C-peptide carries its own signal. Research from the Women's Health Initiative, following over 16,000 postmenopausal women, showed that women in the highest quartile of C-peptide had significantly elevated risks of both coronary heart disease and stroke, independent of BMI and other metabolic markers.
Tracking Over Time
A single set of results is a snapshot. Serial testing every six to twelve months transforms this panel into a trend line that reveals whether your metabolic trajectory is improving, stable, or worsening. This is where the panel's value compounds.
If you make dietary changes, increase physical activity, improve sleep, or lose weight, repeat testing shows whether those interventions are actually reducing your pancreatic workload. A study in Diabetes Care showed that lifestyle intervention reduced fasting insulin levels by roughly 25% within six months in participants with impaired glucose tolerance, well before any meaningful change in HbA1c (a measure of average blood sugar over three months).
Tracking C-peptide alongside insulin also reveals whether improvements are real or cosmetic. For example, a medication that lowers blood sugar without reducing insulin resistance will not change C-peptide levels. The panel tells you whether the underlying problem is being addressed, not just masked.
What to Do with Your Results
If all three markers are normal and the score is low, you are insulin sensitive. Retest annually to confirm the trend holds, especially if you have a family history of type 2 diabetes or heart disease.

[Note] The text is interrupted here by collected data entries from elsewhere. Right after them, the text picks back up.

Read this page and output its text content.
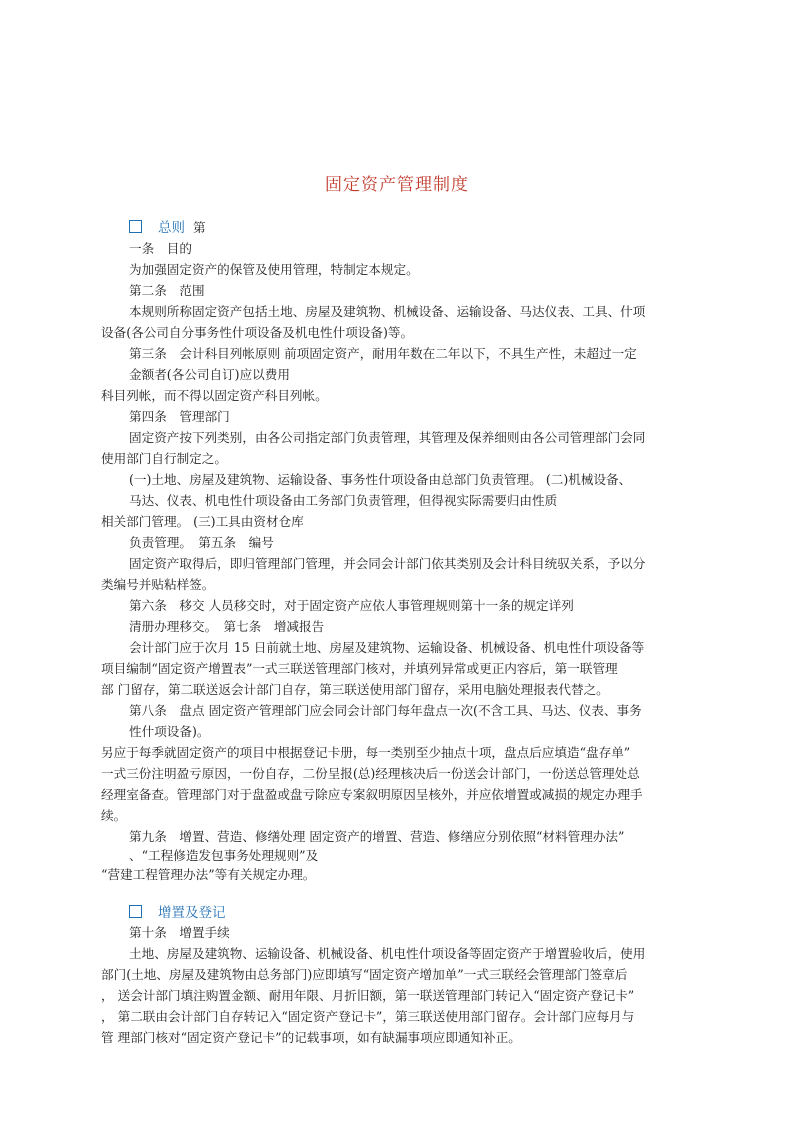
固定资产管理制度
总则 第
一条　目的
为加强固定资产的保管及使用管理，特制定本规定。
第二条　范围
本规则所称固定资产包括土地、房屋及建筑物、机械设备、运输设备、马达仪表、工具、什项
设备(各公司自分事务性什项设备及机电性什项设备)等。
第三条　会计科目列帐原则 前项固定资产，耐用年数在二年以下，不具生产性，未超过一定
金额者(各公司自订)应以费用
科目列帐，而不得以固定资产科目列帐。
第四条　管理部门
固定资产按下列类别，由各公司指定部门负责管理，其管理及保养细则由各公司管理部门会同
使用部门自行制定之。
(一)土地、房屋及建筑物、运输设备、事务性什项设备由总部门负责管理。 (二)机械设备、
马达、仪表、机电性什项设备由工务部门负责管理，但得视实际需要归由性质
相关部门管理。 (三)工具由资材仓库
负责管理。　第五条　编号
固定资产取得后，即归管理部门管理，并会同会计部门依其类别及会计科目统驭关系，予以分
类编号并贴粘样签。
第六条　移交 人员移交时，对于固定资产应依人事管理规则第十一条的规定详列
清册办理移交。　第七条　增减报告
会计部门应于次月 15 日前就土地、房屋及建筑物、运输设备、机械设备、机电性什项设备等
项目编制“固定资产增置表”一式三联送管理部门核对，并填列异常或更正内容后，第一联管理
部 门留存，第二联送返会计部门自存，第三联送使用部门留存，采用电脑处理报表代替之。
第八条　盘点 固定资产管理部门应会同会计部门每年盘点一次(不含工具、马达、仪表、事务
性什项设备)。
另应于每季就固定资产的项目中根据登记卡册，每一类别至少抽点十项，盘点后应填造“盘存单”
一式三份注明盈亏原因，一份自存，二份呈报(总)经理核决后一份送会计部门，一份送总管理处总
经理室备查。管理部门对于盘盈或盘亏除应专案叙明原因呈核外，并应依增置或减损的规定办理手
续。
第九条　增置、营造、修缮处理 固定资产的增置、营造、修缮应分别依照“材料管理办法”
、“工程修造发包事务处理规则”及
“营建工程管理办法”等有关规定办理。
增置及登记
第十条　增置手续
土地、房屋及建筑物、运输设备、机械设备、机电性什项设备等固定资产于增置验收后，使用
部门(土地、房屋及建筑物由总务部门)应即填写“固定资产增加单”一式三联经会管理部门签章后
， 送会计部门填注购置金额、耐用年限、月折旧额，第一联送管理部门转记入“固定资产登记卡”
， 第二联由会计部门自存转记入“固定资产登记卡”，第三联送使用部门留存。会计部门应每月与
管 理部门核对“固定资产登记卡”的记载事项，如有缺漏事项应即通知补正。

If your score is moderate, you are in the compensation phase. Your pancreas is working harder than it should. This is the ideal window for intervention. The Diabetes Prevention Program (DPP) trial demonstrated that structured lifestyle changes (150 minutes per week of moderate exercise plus 7% body weight loss) reduced the risk of progressing to type 2 diabetes by 58% in people with early metabolic dysfunction. Retest in three to six months to confirm the intervention is working.
If your score is high, consider adding a full lipid panel, HbA1c, and liver enzymes (ALT, AST) to assess the downstream effects of insulin resistance on your heart and liver. A conversation with a physician experienced in metabolic health is appropriate. Repeat testing in three months to track response to any changes you make.
For any abnormal result, adding a fasting glucose and HbA1c helps place your insulin resistance in the context of actual blood sugar control. If glucose is still normal while insulin and C-peptide are elevated, you have caught the problem early, exactly when it is most reversible.